Date: 3 December, 2020
by Divya Menon, UILS, Panjab University
Information given under sub-section 1 of section 154 CrPC is commonly known as First Information Report (FIR). It is the earliest and the first information of a cognizable offence recorded by an officer-in-charge of a police station.
According to section 154(1) CrPC, the recording of an FIR in case of cognizable offences is compulsory. The non-performance of this duty by the Police officer in charge has both consequences and remedies.
Section 154(2) CrPC provides that the informant is entitled to get a copy of the First Information Report lodged by him free of cost.
Section 154(3) CrPC gives remedy to the aggrieved party hit by non-registration of FIR.
OBLIGATION TO REGISTER FIR IN COGNIZABLE OFFENCES:
In Lalita Kumari vs. Govt. of Uttar Pradesh (WRIT PETITION (CRIMINAL) NO. 68 OF 2008), the question before the Supreme Court was whether a police officer is bound to register a First Information Report (FIR) upon receiving any information relating to commission of a cognizable offence under section 154 of CrPC or the police officer has the power to conduct a preliminary inquiry in order to test the veracity of such information before registering the same.
The Supreme Court on 12 November, 2013 in this case held that it is mandatory to register FIR in case the offence being reported is cognizable and falls under the jurisdiction of that Police station.
When a Police officer fails to comply with this obligatory duty, he commits an offence under Section 166A(c) of the IPC.
This provision is not only applicable for certain offences against women but it makes punishable the failure to record any information given to a public servant under Section 154(1) (which relates to registration of FIR).
REMEDIES AVAILABLE TO THE AGGRIEVED PARTY
Section 154(3) CrPC provides that any person aggrieved by the refusal on the part of an officer in charge of a police station to record the information referred to in subsection (1) may send the substance of such information, in writing and by post, to the Superintendent of Police concerned who, if satisfied that such information discloses the commission of a cognizable offence, shall either investigate the case himself or direct an investigation to be made by any police officer subordinate to him, in the manner provided by this Code, and such officer shall have all the powers of an officer in charge of the police station in relation to that offence.

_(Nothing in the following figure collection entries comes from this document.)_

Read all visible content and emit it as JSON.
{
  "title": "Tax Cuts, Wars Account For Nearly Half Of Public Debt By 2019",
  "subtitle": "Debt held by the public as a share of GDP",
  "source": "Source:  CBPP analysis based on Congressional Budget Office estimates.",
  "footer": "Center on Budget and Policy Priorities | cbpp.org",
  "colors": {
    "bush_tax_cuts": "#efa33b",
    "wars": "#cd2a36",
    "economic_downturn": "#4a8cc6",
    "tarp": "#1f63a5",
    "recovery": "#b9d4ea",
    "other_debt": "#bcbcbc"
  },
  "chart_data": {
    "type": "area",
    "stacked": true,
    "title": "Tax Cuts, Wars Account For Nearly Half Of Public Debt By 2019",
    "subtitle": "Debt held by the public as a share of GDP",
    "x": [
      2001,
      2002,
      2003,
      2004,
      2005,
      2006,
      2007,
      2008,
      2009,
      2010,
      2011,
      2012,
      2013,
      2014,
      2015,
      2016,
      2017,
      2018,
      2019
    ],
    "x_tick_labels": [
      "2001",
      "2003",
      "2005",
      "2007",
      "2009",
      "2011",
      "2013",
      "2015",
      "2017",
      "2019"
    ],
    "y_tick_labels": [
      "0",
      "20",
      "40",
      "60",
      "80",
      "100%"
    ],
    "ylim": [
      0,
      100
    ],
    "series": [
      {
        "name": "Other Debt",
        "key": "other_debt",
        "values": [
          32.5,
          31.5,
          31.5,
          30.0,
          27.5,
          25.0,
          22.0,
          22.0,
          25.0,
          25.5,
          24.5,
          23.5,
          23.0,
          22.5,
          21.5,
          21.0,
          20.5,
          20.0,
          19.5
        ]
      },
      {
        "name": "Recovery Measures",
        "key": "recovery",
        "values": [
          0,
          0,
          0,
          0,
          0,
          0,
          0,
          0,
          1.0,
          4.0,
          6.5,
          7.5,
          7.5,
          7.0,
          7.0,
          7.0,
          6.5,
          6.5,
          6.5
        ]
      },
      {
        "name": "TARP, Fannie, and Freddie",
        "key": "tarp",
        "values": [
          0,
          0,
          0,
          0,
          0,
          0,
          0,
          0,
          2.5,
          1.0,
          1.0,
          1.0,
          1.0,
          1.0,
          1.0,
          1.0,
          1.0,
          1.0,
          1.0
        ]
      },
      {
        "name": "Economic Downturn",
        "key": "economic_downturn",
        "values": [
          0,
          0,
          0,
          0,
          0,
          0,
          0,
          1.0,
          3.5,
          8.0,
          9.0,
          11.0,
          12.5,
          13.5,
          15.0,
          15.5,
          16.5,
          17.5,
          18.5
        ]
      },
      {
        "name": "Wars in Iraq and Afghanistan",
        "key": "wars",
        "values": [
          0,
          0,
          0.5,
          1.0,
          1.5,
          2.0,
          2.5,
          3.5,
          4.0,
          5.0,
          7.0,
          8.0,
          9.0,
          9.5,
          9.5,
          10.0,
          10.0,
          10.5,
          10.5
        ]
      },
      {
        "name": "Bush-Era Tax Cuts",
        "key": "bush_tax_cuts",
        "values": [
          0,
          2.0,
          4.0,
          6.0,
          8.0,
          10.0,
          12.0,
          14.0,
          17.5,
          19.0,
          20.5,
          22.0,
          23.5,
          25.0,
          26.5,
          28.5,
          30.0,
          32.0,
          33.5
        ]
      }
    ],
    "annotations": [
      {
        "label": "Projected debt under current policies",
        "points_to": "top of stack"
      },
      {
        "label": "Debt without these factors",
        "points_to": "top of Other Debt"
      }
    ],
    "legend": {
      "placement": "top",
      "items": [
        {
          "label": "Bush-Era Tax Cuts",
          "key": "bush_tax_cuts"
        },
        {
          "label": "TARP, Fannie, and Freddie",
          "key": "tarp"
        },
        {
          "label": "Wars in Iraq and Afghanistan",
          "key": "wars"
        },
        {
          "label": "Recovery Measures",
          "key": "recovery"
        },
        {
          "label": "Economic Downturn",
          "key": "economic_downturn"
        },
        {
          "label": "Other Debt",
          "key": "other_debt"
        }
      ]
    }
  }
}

This sub-section gives the remedy of approaching the Superintendent of Police or the Commissioner of the police with a written complaint.
If the given remedy fails to do the needful, the informant is legally entitled to file a complaint to the Judicial Magistrate/ Metropolitan Magistrate u/s 156(3) CrPC asking for FIR to be registered by the police and investigation into the matter.
A Writ Petition in the respective High Court may be filed for the issuance of Mandamus against the defaulting Police officers.